There’s something so nostalgic about this time of year–this slide from summer into fall always feels bittersweet to me. As a student, I welcomed it, because I much preferred the fun and challenges of friends and new classes to whatever sweaty berryfield I’d spent the summer in. When I had school-age children of my own, I found it bittersweet for different reasons—because the carefree, unstructured days of summer were about to be overtaken by the routines and demands of school.

For several years, when our kids were little, my friend Becky and I would get together in late summer for a last vacation with our families.
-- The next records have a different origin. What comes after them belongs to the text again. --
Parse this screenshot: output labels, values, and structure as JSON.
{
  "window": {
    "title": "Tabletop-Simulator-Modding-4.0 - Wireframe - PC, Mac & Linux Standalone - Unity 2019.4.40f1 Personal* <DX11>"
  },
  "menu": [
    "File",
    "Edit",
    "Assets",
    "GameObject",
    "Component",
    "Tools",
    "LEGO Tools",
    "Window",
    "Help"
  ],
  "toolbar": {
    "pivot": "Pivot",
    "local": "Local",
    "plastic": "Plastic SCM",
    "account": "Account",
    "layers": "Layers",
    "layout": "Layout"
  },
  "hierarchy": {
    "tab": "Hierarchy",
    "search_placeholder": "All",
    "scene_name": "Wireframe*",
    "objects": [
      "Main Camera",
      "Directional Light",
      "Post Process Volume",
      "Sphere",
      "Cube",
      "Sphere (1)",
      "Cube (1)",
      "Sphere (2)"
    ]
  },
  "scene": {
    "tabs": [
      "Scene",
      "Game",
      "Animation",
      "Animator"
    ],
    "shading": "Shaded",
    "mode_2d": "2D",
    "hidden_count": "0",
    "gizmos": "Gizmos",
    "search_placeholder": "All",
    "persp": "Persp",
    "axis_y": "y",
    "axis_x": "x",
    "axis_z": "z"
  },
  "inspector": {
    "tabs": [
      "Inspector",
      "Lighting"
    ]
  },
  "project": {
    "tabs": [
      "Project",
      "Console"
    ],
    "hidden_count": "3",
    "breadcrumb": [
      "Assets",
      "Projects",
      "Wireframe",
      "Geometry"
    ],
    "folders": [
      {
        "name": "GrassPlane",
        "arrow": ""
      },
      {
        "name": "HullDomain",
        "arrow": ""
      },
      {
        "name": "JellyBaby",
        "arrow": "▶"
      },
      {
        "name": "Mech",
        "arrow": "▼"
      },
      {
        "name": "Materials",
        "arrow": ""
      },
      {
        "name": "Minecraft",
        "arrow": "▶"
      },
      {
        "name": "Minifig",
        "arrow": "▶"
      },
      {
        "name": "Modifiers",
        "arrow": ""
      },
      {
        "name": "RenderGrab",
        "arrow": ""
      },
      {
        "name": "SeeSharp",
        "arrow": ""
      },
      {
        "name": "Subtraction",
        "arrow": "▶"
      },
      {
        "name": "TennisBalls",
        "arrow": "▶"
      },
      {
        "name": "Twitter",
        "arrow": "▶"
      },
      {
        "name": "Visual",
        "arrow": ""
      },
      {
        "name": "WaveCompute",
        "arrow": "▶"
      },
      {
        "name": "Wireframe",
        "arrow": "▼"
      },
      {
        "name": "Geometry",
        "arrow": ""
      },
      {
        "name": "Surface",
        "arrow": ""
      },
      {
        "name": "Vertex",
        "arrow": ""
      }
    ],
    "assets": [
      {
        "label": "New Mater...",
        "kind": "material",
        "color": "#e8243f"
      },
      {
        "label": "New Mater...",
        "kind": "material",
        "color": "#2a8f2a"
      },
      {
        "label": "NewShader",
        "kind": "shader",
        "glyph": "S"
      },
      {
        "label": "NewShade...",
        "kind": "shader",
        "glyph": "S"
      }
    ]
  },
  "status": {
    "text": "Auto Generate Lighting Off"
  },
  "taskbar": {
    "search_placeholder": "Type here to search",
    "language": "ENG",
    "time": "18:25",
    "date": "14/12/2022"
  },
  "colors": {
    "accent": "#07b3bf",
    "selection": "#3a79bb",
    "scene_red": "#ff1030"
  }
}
While the kids played on the beach, she and I would seriously consider whether our inner cores had been sufficiently warmed by our not-always-sunny PNW summers to survive the rigors of fall: the rush of back-to-school, all four of our children’s fall birthdays, activities, Halloween costumes, and ultimately, the holidays. I still do that kind of mental check-in about the quality of the summer. (Summer 2022, though late getting started here, gets a thumbs up!)

But this time of year, I think it’s the garden I’m most nostalgic for–because I know it can’t last. The roses are in their second bloom (not a terribly robust one since I never got around to fertilizing them), and I’m still picking a small bouquet of sweet peas almost every other day. But the dark orange crocosmia, always a harbinger of late summer, are already bloomed out, and the paler orange sherbet ones are barely hanging on. The rosehips are already starting to blush reddish-orange, and my white Japanese anemones, another herald of late summer, are waving on their tall, graceful stems all over the garden. I’ve even come across a few small, crispy red leaves scattered on the lawn.
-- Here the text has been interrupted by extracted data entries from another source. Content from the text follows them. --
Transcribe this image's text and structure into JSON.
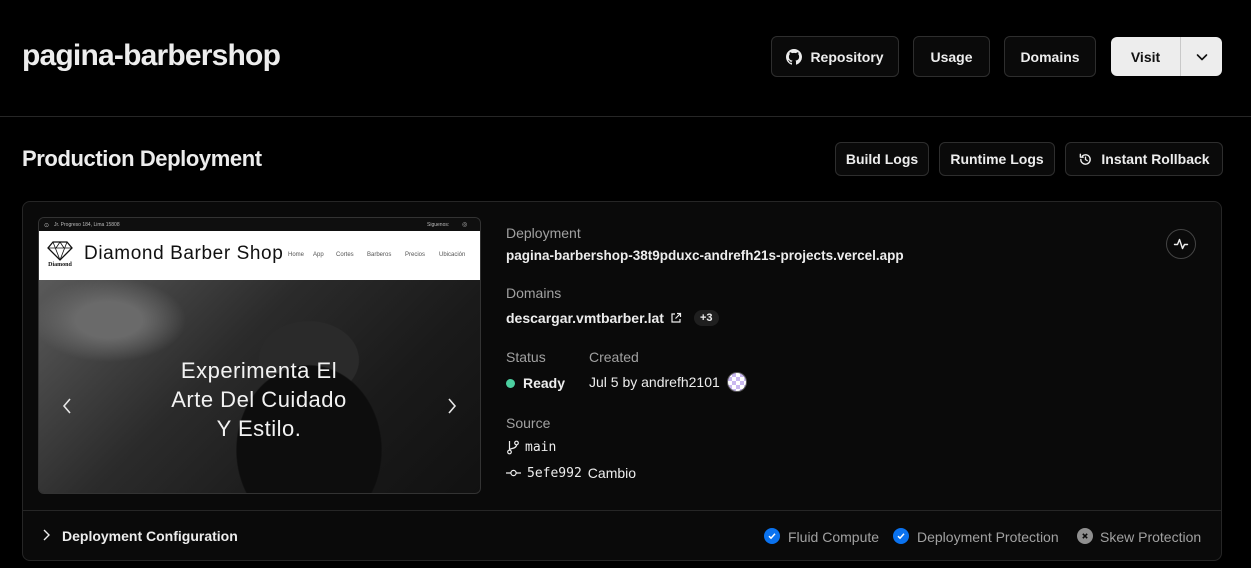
{
  "header": {
    "project_title": "pagina-barbershop",
    "repository_label": "Repository",
    "usage_label": "Usage",
    "domains_label": "Domains",
    "visit_label": "Visit"
  },
  "production": {
    "heading": "Production Deployment",
    "build_logs_label": "Build Logs",
    "runtime_logs_label": "Runtime Logs",
    "rollback_label": "Instant Rollback"
  },
  "preview": {
    "address": "Jr. Progreso 184, Lima 15808",
    "follow_label": "Siguenos:",
    "logo_text": "Diamond",
    "site_title": "Diamond Barber Shop",
    "nav": [
      "Home",
      "App",
      "Cortes",
      "Barberos",
      "Precios",
      "Ubicación"
    ],
    "hero_lines": [
      "Experimenta El",
      "Arte Del Cuidado",
      "Y Estilo."
    ]
  },
  "details": {
    "deployment_label": "Deployment",
    "deployment_url": "pagina-barbershop-38t9pduxc-andrefh21s-projects.vercel.app",
    "domains_label": "Domains",
    "domain": "descargar.vmtbarber.lat",
    "domain_extra": "+3",
    "status_label": "Status",
    "status_value": "Ready",
    "status_color": "#4ccfa0",
    "created_label": "Created",
    "created_value": "Jul 5 by andrefh2101",
    "source_label": "Source",
    "branch": "main",
    "commit_hash": "5efe992",
    "commit_message": "Cambio"
  },
  "config": {
    "label": "Deployment Configuration",
    "fluid_compute": "Fluid Compute",
    "deployment_protection": "Deployment Protection",
    "skew_protection": "Skew Protection",
    "enabled_color": "#0a72ef",
    "disabled_color": "#8f8f8f"
  }
}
Sadly, for unknown reasons (maybe the spring was too cold—?) my damson tree has only a meager crop of plums this year. Though I’m definitely tired of dragging hoses around to water my sweet peas and my pots on the deck, and part of me secretly longs for the first really crisp fall evening, I’m still reluctant to say goodbye to summer.

When summer begins, I always have the feeling that the sky is the limit. I could do anything—the sewing projects I’m always dreaming up, the watercolors I’ll paint in the garden every morning, the perfect summer dinners I’ll make. And then, when I come to late August, I feel nostalgic for all the things I dreamed of doing that didn’t get done, and I have to let go of those dreams (till next year at least) and move on.

I gave my heroine, Lucy Silver, my love of the seasons in The Walled Garden:

No matter how much she wants to, she can’t put the leaves back on the trees or make the flowers keep blooming. But that’s the gift of the garden, she realizes–that it is always changing and will never change. The fallen leaf will always be followed by the bare branch, and the bare branch by the green buds, eventually culminating in the lush flowering of summer and the fruits of autumn. The leaf, the branch, the bud, the flower, and the fruit are all coming into being and passing away, driven by an energy that will never alter in its able-to-be-anticipated rhythm. 

Since I’ve decided not to take my laptop to Europe with me, I’ll be taking a brief break from this blog in September. Look for my next post around the second week of October—I’m already looking forward to sharing some of my traveling adventures with you!

After all, as my literary patron saint, Jane Austen, says, “If adventures will not befall a young lady in her own village, she must seek them abroad.”

I hope you have a wonderful September filled with autumnal adventures!